Cult participants are essentially people who “gave up” on the world or rather were “given up” by the world. Society, with its “Cultish” tendencies to separate everything from everything, proved incapable of holding them. The materialistic reduction current in society was not enough and the search for meaning took the road of the cult but the cult reproduces and worsens the materialistic structure only sublimized in the person of the guru. By so doing, they perfectly conform to the neoliberal credo in which each individual is responsible for itself but ALL must work within and for the society they participate in without questioning it. If they don’t “make it” they are simply losers. The structures of power are the same: in the neoliberal society, the government is an unreachable, invisible force, no matter how much the vote exists and so is economy in the perception of its analysis and in the cult the guru is the all encompassing unreachable authority receiving the profits of his sheep’s labor but the relationship is “sublimized”. In both, the authority acts like a father figure: in the cult the guru decides everything and takes care of their soul avoiding their actual needs, in the neoliberal society, the welfare state, covers the expenses for the inevitable poverty that comes with the economic structure and avoids their soul; It attempts to “heal” the illness without stopping its causes. Like everything about western medicine!
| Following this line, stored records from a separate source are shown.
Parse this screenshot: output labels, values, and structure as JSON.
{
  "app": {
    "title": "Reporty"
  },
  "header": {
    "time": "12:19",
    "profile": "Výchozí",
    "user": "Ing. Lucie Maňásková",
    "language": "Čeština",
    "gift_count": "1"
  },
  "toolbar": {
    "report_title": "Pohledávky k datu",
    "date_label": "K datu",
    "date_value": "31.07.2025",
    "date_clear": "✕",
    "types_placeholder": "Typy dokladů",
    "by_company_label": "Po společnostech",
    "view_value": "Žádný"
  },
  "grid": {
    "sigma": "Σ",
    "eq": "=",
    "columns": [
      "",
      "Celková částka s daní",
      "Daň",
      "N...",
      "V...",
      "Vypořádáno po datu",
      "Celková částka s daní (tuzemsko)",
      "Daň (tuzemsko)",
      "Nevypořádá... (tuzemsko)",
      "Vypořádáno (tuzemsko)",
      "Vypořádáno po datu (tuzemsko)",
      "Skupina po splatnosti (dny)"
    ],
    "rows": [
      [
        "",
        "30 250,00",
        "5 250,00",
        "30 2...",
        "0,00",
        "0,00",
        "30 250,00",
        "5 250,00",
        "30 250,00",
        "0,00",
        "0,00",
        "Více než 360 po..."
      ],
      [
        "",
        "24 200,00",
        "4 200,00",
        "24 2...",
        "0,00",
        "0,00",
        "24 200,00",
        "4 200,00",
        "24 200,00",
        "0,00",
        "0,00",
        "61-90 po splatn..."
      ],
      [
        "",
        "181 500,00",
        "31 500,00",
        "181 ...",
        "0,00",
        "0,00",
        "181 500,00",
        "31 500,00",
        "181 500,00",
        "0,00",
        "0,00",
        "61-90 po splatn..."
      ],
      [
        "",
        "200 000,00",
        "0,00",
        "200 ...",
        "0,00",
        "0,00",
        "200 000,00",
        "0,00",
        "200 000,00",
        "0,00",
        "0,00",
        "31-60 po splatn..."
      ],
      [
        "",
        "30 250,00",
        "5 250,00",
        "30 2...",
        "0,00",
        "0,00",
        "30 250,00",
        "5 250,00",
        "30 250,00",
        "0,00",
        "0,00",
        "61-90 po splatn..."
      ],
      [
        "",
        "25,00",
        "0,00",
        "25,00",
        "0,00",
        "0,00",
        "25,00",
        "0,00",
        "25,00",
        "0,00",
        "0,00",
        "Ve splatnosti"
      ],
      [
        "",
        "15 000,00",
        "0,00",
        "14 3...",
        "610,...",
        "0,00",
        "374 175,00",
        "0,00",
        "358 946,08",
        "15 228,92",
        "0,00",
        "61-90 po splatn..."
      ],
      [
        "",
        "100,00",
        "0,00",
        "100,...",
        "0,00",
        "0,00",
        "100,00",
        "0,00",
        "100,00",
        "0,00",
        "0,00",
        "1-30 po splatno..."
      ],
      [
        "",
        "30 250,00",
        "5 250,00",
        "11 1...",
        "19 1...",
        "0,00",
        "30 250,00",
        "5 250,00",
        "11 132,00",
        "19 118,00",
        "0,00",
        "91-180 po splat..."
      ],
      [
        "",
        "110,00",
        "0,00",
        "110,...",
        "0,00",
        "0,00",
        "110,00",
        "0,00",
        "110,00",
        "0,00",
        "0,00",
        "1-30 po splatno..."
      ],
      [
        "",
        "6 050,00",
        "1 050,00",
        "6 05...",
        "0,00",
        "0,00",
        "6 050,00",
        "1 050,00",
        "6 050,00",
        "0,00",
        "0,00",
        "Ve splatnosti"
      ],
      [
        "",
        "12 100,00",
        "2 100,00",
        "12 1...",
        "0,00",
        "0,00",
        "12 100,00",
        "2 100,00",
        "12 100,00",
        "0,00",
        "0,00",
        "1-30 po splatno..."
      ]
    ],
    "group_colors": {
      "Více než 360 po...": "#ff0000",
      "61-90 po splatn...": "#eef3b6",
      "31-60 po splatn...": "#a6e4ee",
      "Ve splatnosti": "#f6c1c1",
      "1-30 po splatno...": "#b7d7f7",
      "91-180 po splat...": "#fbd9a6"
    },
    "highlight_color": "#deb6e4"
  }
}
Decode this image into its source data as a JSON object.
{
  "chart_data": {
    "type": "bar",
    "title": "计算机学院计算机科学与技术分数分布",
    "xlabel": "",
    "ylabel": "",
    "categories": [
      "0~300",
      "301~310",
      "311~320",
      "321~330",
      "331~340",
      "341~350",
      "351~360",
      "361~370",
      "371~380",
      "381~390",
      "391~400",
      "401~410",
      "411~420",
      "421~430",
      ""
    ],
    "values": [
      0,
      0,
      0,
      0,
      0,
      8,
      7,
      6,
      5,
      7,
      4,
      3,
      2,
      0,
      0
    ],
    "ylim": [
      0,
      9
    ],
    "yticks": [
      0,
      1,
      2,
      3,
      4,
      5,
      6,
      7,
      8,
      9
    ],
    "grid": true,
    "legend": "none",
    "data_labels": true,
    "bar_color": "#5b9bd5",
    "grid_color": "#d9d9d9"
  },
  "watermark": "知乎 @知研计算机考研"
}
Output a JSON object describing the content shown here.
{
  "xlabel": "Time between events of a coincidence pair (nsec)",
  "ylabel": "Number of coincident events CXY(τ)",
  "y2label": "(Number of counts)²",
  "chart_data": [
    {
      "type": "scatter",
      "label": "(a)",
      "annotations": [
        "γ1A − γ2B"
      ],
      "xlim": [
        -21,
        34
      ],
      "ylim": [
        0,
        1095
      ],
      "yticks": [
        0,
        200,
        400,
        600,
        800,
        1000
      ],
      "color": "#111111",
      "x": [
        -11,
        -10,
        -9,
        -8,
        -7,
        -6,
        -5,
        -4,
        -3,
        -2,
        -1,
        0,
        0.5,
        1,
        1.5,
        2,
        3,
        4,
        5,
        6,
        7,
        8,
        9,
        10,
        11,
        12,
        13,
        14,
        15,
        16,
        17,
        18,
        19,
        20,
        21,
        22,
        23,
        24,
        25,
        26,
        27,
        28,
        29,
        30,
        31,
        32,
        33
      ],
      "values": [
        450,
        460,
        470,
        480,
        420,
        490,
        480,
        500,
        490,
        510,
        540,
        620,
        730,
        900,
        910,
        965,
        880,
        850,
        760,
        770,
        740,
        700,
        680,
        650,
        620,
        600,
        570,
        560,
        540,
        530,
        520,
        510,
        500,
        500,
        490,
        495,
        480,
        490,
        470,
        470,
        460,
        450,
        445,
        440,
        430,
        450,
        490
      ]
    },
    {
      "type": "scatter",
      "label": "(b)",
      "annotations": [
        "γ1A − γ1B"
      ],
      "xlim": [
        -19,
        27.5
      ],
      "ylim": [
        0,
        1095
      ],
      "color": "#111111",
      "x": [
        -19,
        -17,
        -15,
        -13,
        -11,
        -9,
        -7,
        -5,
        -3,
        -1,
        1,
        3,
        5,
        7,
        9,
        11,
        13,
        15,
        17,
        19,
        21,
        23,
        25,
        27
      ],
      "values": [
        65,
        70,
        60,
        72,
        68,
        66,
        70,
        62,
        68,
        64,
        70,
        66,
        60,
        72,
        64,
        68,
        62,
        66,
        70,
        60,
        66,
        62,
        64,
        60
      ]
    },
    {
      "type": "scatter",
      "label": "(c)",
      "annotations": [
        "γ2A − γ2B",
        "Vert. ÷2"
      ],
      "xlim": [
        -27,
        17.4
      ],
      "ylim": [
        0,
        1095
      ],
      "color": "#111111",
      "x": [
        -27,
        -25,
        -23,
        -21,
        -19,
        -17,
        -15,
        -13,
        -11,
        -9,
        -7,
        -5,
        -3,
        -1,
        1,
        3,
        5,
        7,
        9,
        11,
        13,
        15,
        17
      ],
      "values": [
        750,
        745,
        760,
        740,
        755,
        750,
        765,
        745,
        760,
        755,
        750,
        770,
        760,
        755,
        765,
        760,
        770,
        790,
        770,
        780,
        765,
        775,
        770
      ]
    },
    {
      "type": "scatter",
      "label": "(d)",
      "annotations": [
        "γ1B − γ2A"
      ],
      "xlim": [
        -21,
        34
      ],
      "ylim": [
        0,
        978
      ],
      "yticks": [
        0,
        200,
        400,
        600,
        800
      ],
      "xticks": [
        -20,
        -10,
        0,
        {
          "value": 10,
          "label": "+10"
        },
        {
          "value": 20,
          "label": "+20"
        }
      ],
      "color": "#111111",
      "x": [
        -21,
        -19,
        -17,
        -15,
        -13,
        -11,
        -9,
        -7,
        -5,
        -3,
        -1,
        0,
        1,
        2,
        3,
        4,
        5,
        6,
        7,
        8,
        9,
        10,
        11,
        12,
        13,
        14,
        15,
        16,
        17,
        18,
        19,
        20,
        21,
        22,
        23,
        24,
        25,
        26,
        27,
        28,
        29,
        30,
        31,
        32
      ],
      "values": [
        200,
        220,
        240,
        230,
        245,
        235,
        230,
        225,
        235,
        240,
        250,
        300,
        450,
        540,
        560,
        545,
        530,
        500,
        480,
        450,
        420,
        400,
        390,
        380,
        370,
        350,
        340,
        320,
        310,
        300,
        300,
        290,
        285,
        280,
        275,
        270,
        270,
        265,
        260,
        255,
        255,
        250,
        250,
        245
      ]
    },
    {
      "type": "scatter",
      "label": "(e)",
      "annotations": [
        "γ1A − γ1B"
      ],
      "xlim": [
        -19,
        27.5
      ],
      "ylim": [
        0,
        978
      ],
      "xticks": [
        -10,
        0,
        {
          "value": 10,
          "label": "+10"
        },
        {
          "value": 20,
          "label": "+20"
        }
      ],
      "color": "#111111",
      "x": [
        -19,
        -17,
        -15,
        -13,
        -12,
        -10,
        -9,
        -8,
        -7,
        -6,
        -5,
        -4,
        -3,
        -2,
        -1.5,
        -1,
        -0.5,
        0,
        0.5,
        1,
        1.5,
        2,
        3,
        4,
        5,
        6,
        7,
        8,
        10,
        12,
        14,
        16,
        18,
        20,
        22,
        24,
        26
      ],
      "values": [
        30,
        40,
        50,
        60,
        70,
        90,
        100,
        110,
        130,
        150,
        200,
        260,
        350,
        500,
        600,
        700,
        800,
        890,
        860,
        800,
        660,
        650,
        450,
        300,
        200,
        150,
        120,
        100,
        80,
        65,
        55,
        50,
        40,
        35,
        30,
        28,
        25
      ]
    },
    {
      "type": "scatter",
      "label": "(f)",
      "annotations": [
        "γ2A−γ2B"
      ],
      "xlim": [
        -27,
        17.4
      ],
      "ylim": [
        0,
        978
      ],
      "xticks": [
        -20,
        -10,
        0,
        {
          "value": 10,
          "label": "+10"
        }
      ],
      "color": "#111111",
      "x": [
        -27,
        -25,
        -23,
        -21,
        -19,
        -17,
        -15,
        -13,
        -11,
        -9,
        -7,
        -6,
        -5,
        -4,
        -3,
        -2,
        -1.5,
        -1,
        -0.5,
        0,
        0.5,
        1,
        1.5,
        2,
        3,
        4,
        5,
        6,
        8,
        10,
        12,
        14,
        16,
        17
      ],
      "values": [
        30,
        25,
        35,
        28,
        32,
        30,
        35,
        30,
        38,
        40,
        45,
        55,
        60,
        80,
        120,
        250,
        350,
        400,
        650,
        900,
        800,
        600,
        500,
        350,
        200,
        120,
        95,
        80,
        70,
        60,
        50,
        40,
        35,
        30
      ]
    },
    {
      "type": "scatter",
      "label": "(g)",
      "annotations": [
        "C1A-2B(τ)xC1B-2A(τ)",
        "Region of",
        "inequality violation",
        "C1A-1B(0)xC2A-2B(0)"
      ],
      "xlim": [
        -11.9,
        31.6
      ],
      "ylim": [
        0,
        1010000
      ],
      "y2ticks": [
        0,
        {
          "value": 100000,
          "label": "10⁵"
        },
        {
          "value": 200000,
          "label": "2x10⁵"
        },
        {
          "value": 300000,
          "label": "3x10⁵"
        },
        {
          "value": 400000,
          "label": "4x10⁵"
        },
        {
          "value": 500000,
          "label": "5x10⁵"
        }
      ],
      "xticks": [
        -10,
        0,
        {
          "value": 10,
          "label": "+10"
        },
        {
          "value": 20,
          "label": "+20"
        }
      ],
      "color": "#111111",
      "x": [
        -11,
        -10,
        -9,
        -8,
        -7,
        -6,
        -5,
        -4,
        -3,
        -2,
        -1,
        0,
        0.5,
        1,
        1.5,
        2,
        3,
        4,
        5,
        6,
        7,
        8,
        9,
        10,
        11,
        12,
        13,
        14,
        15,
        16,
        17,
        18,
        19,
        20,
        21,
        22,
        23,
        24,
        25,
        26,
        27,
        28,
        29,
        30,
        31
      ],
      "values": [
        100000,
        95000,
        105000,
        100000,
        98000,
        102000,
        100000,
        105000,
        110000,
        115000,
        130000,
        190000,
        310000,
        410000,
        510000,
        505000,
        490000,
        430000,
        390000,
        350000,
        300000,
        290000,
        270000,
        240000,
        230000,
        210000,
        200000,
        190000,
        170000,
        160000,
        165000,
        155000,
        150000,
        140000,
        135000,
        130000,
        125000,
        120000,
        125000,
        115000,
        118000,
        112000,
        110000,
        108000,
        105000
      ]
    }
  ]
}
Avoiding its soul: that is what the separation of state and religion brought forth. With this it is not that I don’t see the benefits the separation of state and religion brought forth, but the benefits it brought forth do not stop the negative consequences of what it also brought forth.
If it looks like I drifted out of the subject, it just looks! The subjects are all strongly connected but one day I will be even clearer for our mutual satisfaction! As I’ve said consistently, this is an exploration. You are welcome to explore with me. I’ll continue to turn this over and over again because most of the ingredients are already here! The work of refining it will take a life! It is well worth it! If you want it like they give it in Wikipedia, you could wait till I am dead!! I can’t wait!!!